The first quote above is from a letter John Nash wrote to Norbert Weiner in 1959. All this, and much much more, can be found in “A Beatiful Mind” by Sylvia Nasar. It is absolutely the best description of schizophrenia I’ve ever come across. No, I haven’t seen the movie, but there’s no way it can be more accurate than the book.
Unfortunately, the book is about a mathematician, which immediately turns off 95% of the populace. But that is exactly its strength. Nash became ill much later than most schizophrenics — around 30 when he had already done great work. So people saved what he wrote, and could describe what went on decades later. Even better, the mathematicians had no theoretical axe to grind (Freudian or otherwise). So there’s no ego, id, superego or penis envy in the book, just page after page of description from well over 100 people interviewed for the book, who just talked about what they saw. The description of Nash at his sickest covers 120 pages or so in the middle of the book. It’s extremely depressing reading, but you’ll never find a better description of what schizophrenia is actually like — e.g. (p. 242) She recalled that “he kept shifting from station to station. We thought he was just being pesky. But he thought that they were broadcasting messages to him. The things he did were mad, but we didn’t really know it.”

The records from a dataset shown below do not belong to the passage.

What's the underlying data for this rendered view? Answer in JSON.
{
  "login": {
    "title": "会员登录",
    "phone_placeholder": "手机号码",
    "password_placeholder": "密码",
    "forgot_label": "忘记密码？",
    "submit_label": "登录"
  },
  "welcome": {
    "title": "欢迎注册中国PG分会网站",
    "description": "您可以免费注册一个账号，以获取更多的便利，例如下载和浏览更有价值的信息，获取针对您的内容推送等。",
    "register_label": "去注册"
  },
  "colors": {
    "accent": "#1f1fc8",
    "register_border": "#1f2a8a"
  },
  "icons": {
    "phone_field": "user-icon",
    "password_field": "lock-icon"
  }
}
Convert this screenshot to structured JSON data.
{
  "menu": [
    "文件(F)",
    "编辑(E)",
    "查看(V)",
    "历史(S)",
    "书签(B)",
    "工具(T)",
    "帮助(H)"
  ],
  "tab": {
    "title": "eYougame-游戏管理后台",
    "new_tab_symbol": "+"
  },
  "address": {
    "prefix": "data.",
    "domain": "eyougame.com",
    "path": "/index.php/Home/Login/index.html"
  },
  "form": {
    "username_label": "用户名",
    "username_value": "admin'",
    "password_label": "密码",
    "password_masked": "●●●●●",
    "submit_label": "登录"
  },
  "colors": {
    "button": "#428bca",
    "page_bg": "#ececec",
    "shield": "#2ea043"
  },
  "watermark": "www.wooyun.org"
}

Because of his previous mathematical achievments, people saved what he wrote — the second quote above being from a letter written in 1971 and kept by the recipient for decades, the first quote from a letter written in 12 years before that.
There are a few heartening aspects of the book. His wife Alicia is a true saint, and stood by him and tried to help as best she could. The mathematicians also come off very well, in their attempts to shelter him and to get him treatment (they even took up a collection for this at one point).
I was also very pleased to see rather sympathetic portraits of the docs who took care of him. No 20/20 hindsight is to be found. They are described as doing the best for him that they could given the limited knowledge (and therapies) of the time. This is the way medicine has been and always will be practiced — we never really know enough about the diseases we’re treating, and the therapies are almost never optimal. We just try to do our best with what we know and what we have.
I actually ran into Nash shortly after the book came out. The Princeton University Store had a fabulous collection of math books back then — several hundred at least, most of them over $50, so it was a great place to browse, which I did whenever I was in the area. Afterwards, I stopped in a coffee shop in Nassau Square and there he was, carrying a large disheveled bunch of papers with what appeared to be scribbling on them. I couldn’t bring myself to speak to him. He had the eyes of a hunted animal.